# digitrax zephyr dcs50



## riguitin (Sep 6, 2012)

hey guys i just have a question how many locos can i run at once with this unit my layout all the joints are solderd and in my layout i have about 12 feeder cables for nice current flow my layout is a 4 by 8 and its almost done and right now i have 2 locos fited with dcc soon to be 4 thanks


----------



## mopac (Feb 24, 2011)

I do not have a dcs50 so I don't know for sure. I think that is a 2 amp system.
I figured someone with the dcs50 would have responded. But they didn't. From 
what I have heard a dcc engine will use 1/2 to 1 amp, depending when engine
was manufactured. Sound will use around 1 amp. So I am guessing your system
should run 2 to 3 dcc powered engines. If I am wrong someone should let us know.
Show us some pics of layout if you get a chance. I love seeing other peoples 
layouts. I am in planning stage on a new layout. I have a 4 x 8 down staires but
have not used it in years. Hardly any scenic done on it. I don't like it. Grades are 
too steep. At the time I used it I had less than steller engines, they went up the grades fine but coming down they built up too much speed.


----------



## swiggy (Jan 25, 2010)

hello riguitin, and welcome. 
sorry for a later reply.......been busy. I have a DCS50 and run up to six locomotives (all DCC and one sound) with no issues.

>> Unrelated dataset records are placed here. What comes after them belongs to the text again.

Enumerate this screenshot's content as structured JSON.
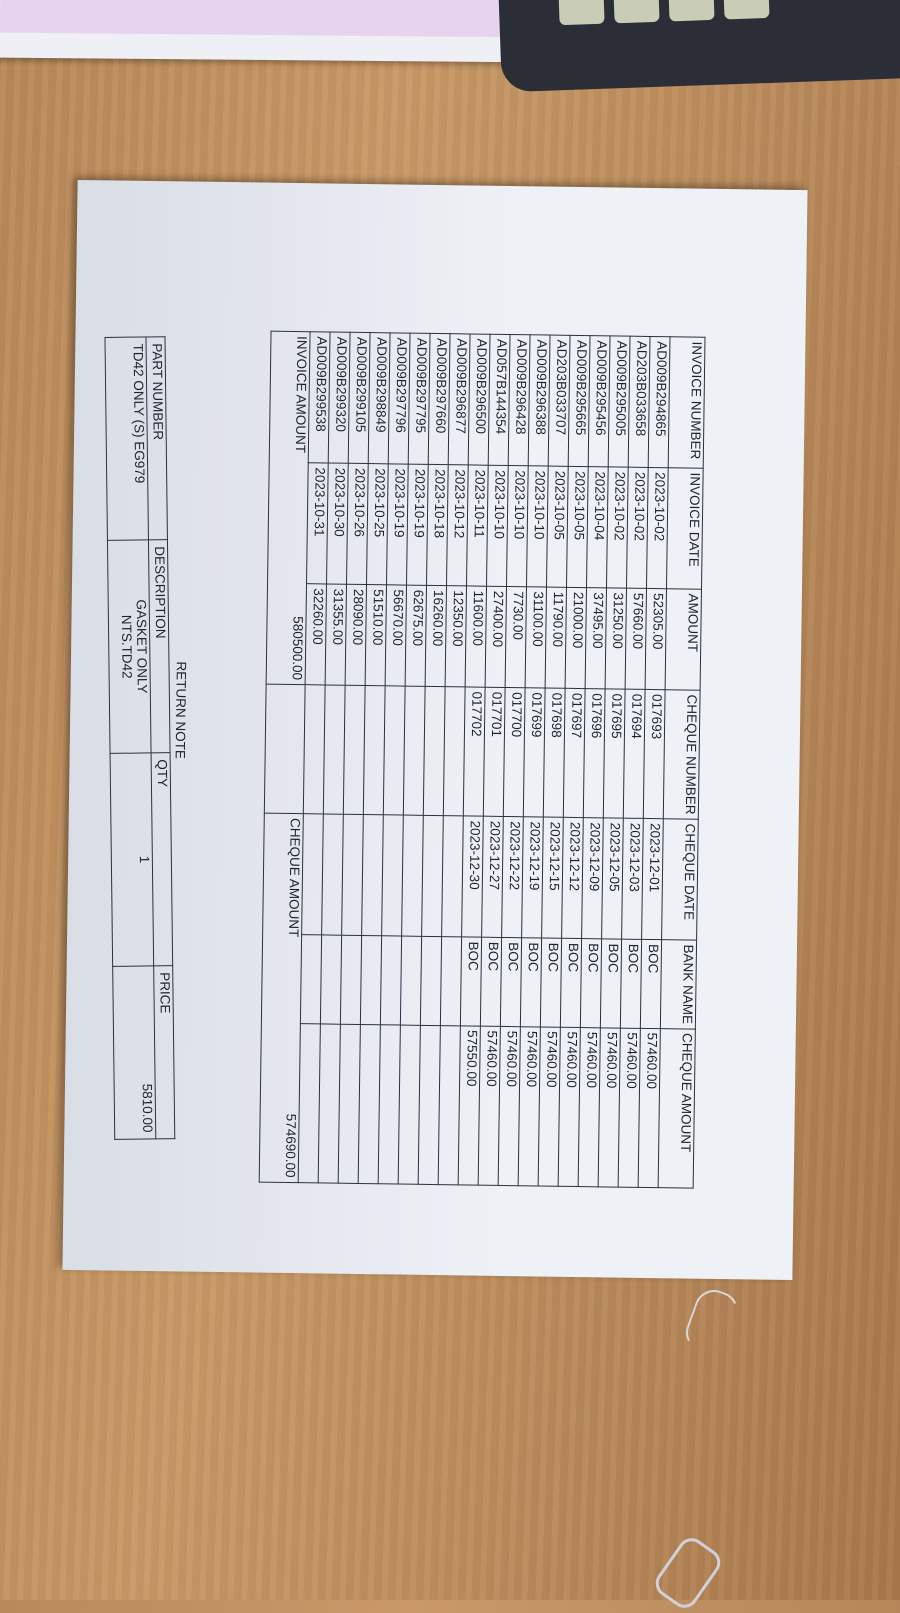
{
  "headers": {
    "invoice_number": "INVOICE NUMBER",
    "invoice_date": "INVOICE DATE",
    "amount": "AMOUNT",
    "cheque_number": "CHEQUE NUMBER",
    "cheque_date": "CHEQUE DATE",
    "bank_name": "BANK NAME",
    "cheque_amount": "CHEQUE AMOUNT"
  },
  "rows": [
    {
      "invoice_number": "AD009B294865",
      "invoice_date": "2023-10-02",
      "amount": "52305.00",
      "cheque_number": "017693",
      "cheque_date": "2023-12-01",
      "bank_name": "BOC",
      "cheque_amount": "57460.00"
    },
    {
      "invoice_number": "AD203B033658",
      "invoice_date": "2023-10-02",
      "amount": "57660.00",
      "cheque_number": "017694",
      "cheque_date": "2023-12-03",
      "bank_name": "BOC",
      "cheque_amount": "57460.00"
    },
    {
      "invoice_number": "AD009B295005",
      "invoice_date": "2023-10-02",
      "amount": "31250.00",
      "cheque_number": "017695",
      "cheque_date": "2023-12-05",
      "bank_name": "BOC",
      "cheque_amount": "57460.00"
    },
    {
      "invoice_number": "AD009B295456",
      "invoice_date": "2023-10-04",
      "amount": "37495.00",
      "cheque_number": "017696",
      "cheque_date": "2023-12-09",
      "bank_name": "BOC",
      "cheque_amount": "57460.00"
    },
    {
      "invoice_number": "AD009B295665",
      "invoice_date": "2023-10-05",
      "amount": "21000.00",
      "cheque_number": "017697",
      "cheque_date": "2023-12-12",
      "bank_name": "BOC",
      "cheque_amount": "57460.00"
    },
    {
      "invoice_number": "AD203B033707",
      "invoice_date": "2023-10-05",
      "amount": "11790.00",
      "cheque_number": "017698",
      "cheque_date": "2023-12-15",
      "bank_name": "BOC",
      "cheque_amount": "57460.00"
    },
    {
      "invoice_number": "AD009B296388",
      "invoice_date": "2023-10-10",
      "amount": "31100.00",
      "cheque_number": "017699",
      "cheque_date": "2023-12-19",
      "bank_name": "BOC",
      "cheque_amount": "57460.00"
    },
    {
      "invoice_number": "AD009B296428",
      "invoice_date": "2023-10-10",
      "amount": "7730.00",
      "cheque_number": "017700",
      "cheque_date": "2023-12-22",
      "bank_name": "BOC",
      "cheque_amount": "57460.00"
    },
    {
      "invoice_number": "AD057B144354",
      "invoice_date": "2023-10-10",
      "amount": "27400.00",
      "cheque_number": "017701",
      "cheque_date": "2023-12-27",
      "bank_name": "BOC",
      "cheque_amount": "57460.00"
    },
    {
      "invoice_number": "AD009B296500",
      "invoice_date": "2023-10-11",
      "amount": "11600.00",
      "cheque_number": "017702",
      "cheque_date": "2023-12-30",
      "bank_name": "BOC",
      "cheque_amount": "57550.00"
    },
    {
      "invoice_number": "AD009B296877",
      "invoice_date": "2023-10-12",
      "amount": "12350.00"
    },
    {
      "invoice_number": "AD009B297660",
      "invoice_date": "2023-10-18",
      "amount": "16260.00"
    },
    {
      "invoice_number": "AD009B297795",
      "invoice_date": "2023-10-19",
      "amount": "62675.00"
    },
    {
      "invoice_number": "AD009B297796",
      "invoice_date": "2023-10-19",
      "amount": "56670.00"
    },
    {
      "invoice_number": "AD009B298849",
      "invoice_date": "2023-10-25",
      "amount": "51510.00"
    },
    {
      "invoice_number": "AD009B299105",
      "invoice_date": "2023-10-26",
      "amount": "28090.00"
    },
    {
      "invoice_number": "AD009B299320",
      "invoice_date": "2023-10-30",
      "amount": "31355.00"
    },
    {
      "invoice_number": "AD009B299538",
      "invoice_date": "2023-10-31",
      "amount": "32260.00"
    }
  ],
  "totals": {
    "invoice_amount_label": "INVOICE AMOUNT",
    "invoice_amount": "580500.00",
    "cheque_amount_label": "CHEQUE AMOUNT",
    "cheque_amount": "574690.00"
  },
  "return_note": {
    "title": "RETURN NOTE",
    "headers": {
      "part_number": "PART NUMBER",
      "description": "DESCRIPTION",
      "qty": "QTY",
      "price": "PRICE"
    },
    "item": {
      "part_number": "TD42 ONLY (S) EG979",
      "description_line1": "GASKET ONLY",
      "description_line2": "NTS.TD42",
      "qty": "1",
      "price": "5810.00"
    }
  }
}
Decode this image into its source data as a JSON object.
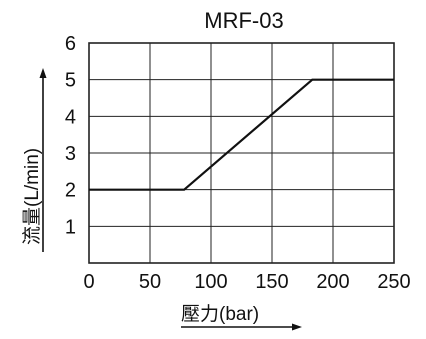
{
  "chart_data": {
    "type": "line",
    "title": "MRF-03",
    "xlabel": "壓力(bar)",
    "ylabel": "流量(L/min)",
    "xlim": [
      0,
      250
    ],
    "ylim": [
      0,
      6
    ],
    "x_ticks": [
      0,
      50,
      100,
      150,
      200,
      250
    ],
    "y_ticks": [
      1,
      2,
      3,
      4,
      5,
      6
    ],
    "x_tick_labels": [
      "0",
      "50",
      "100",
      "150",
      "200",
      "250"
    ],
    "y_tick_labels": [
      "1",
      "2",
      "3",
      "4",
      "5",
      "6"
    ],
    "grid": true,
    "series": [
      {
        "x": [
          0,
          78,
          183,
          250
        ],
        "y": [
          2,
          2,
          5,
          5
        ]
      }
    ]
  },
  "colors": {
    "line": "#111111",
    "grid": "#222222",
    "background": "#ffffff"
  }
}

I have three power feeds to roughly 144 feet of track...again....no issues. just make sure the track is connected properly and *keep it clean*.....:thumbsup:

jason


----------



## riguitin (Sep 6, 2012)

*Thanks*

Thanks guys for your help I will be starting my layout probably wed i now have all i need i hope lol its been alot of reeding i finished my switching control i will have about 14 turnout and two loops so i will be busy for a while but very exited to start work on it


----------



## swiggy (Jan 25, 2010)

dont forget pics


----------